As McGill demonstrates, because “the court's power of dismissal in IFP cases under [Section 1915(e)(2)] is broader than in other civil cases under the Federal Rules of Civil Procedure,” Bailey, 846 F.2d at 1021 (citation omitted), litigation may still be dismissed as malicious under Section 1915(e)(2)(B)(i) where not all the conditions are met for a dismissal under one of the two preclusive doctrines, compare, e.g., Pittman, 980 F.2d at 995 (“[I]t is ‘malicious' for a pauper to file a lawsuit that duplicates allegations of another pending federal lawsuit by the same plaintiff.”); Bailey, 846 F.2d at 1021 (“In this case, Bailey's complaint repeats the same factual allegations that he asserted in his earlier case, although he successively sued different defendants.... We perceive no abuse of the district court's discretion in dismissing this case as duplicative of Bailey's prior litigation.”), with Chalmers v. City of Dall., No. 3:14-cv-36-N, 2014 WL 7174289, at *6 (N.D. Tex. Dec. 16, 2014) (“In the Fifth Circuit, res judicata is appropriate if four conditions are met: (1) the parties in the subsequent action are identical to, or in privity with, the parties in the prior action; (2) the judgment in the prior case was rendered by a court of competent jurisdiction; (3) there has been a final judgment on the merits; and (4) the same claim or cause of action is involved in both suits.” (citations omitted)).
Willis's two lawsuits are not a close question. Both involve virtually identical - if not some identical claims - based the same series of occurrences: Willis's employment while placed at Western by DSS. And, as set out above, these claims have been litigated once, including before the Fifth Circuit.
The Court should therefore dismiss this lawsuit with prejudice.
Recommendation
The Court should dismiss this case with prejudice as malicious under 28 U.S.C. § 1915(e)(2)(B)(i).
A copy of these findings, conclusions, and recommendation shall be served on all parties in the manner provided by law.

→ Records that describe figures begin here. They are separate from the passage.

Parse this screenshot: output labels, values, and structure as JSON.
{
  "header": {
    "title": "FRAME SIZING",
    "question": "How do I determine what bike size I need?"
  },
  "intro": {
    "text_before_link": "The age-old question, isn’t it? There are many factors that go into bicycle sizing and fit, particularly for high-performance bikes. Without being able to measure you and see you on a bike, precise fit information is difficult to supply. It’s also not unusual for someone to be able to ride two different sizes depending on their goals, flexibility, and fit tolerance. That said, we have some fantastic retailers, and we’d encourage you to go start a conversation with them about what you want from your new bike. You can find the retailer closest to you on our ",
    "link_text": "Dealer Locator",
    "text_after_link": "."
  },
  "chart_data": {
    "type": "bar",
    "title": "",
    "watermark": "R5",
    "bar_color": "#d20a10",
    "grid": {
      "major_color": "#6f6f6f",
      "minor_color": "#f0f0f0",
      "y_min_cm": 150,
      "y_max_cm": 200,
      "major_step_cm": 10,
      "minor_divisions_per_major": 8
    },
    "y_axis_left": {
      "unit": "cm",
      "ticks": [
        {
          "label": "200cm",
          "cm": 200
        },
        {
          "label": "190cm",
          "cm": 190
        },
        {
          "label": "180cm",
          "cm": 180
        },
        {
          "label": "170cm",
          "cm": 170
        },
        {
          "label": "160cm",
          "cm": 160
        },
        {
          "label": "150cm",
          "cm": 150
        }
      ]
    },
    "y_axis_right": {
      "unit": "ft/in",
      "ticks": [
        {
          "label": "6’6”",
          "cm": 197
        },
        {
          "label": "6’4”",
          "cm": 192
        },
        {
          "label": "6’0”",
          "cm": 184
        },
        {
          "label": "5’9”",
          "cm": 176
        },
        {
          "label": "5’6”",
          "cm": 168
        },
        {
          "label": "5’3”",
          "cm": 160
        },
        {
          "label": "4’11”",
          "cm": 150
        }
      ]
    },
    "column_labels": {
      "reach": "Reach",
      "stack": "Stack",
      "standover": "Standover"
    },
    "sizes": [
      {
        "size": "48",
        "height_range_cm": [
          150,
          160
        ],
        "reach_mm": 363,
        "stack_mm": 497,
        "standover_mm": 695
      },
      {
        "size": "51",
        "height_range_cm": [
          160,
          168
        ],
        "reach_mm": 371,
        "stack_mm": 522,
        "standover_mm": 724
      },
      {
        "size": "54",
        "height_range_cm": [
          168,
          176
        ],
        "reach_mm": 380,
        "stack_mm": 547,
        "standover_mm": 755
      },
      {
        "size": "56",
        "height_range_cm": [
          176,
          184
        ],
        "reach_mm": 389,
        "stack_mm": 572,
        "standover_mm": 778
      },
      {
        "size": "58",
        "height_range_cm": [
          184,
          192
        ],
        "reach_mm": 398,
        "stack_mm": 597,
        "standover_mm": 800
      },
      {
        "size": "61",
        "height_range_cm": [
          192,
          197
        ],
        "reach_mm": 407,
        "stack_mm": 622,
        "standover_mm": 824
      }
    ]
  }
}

Any party who objects to any part of these findings, conclusions, and recommendation must file specific written objections within 14 days after being served with a copy. See 28 U.S.C. § 636(b)(1); FED. R. CIV. P. 72(b). In order to be specific, an objection must identify the specific finding or recommendation to which objection is made, state the basis for the objection, and specify the place in the magistrate judge's findings, conclusions, and recommendation where the disputed determination is found. An objection that merely incorporates by reference or refers to the briefing before the magistrate judge is not specific. Failure to file specific written objections will bar the aggrieved party from appealing the factual findings and legal conclusions of the magistrate judge that are accepted or adopted by the district court, except upon grounds of plain error. See Douglass v. United Servs. Auto. Ass'n, 79 F.3d 1415, 1417 (5th Cir. 1996).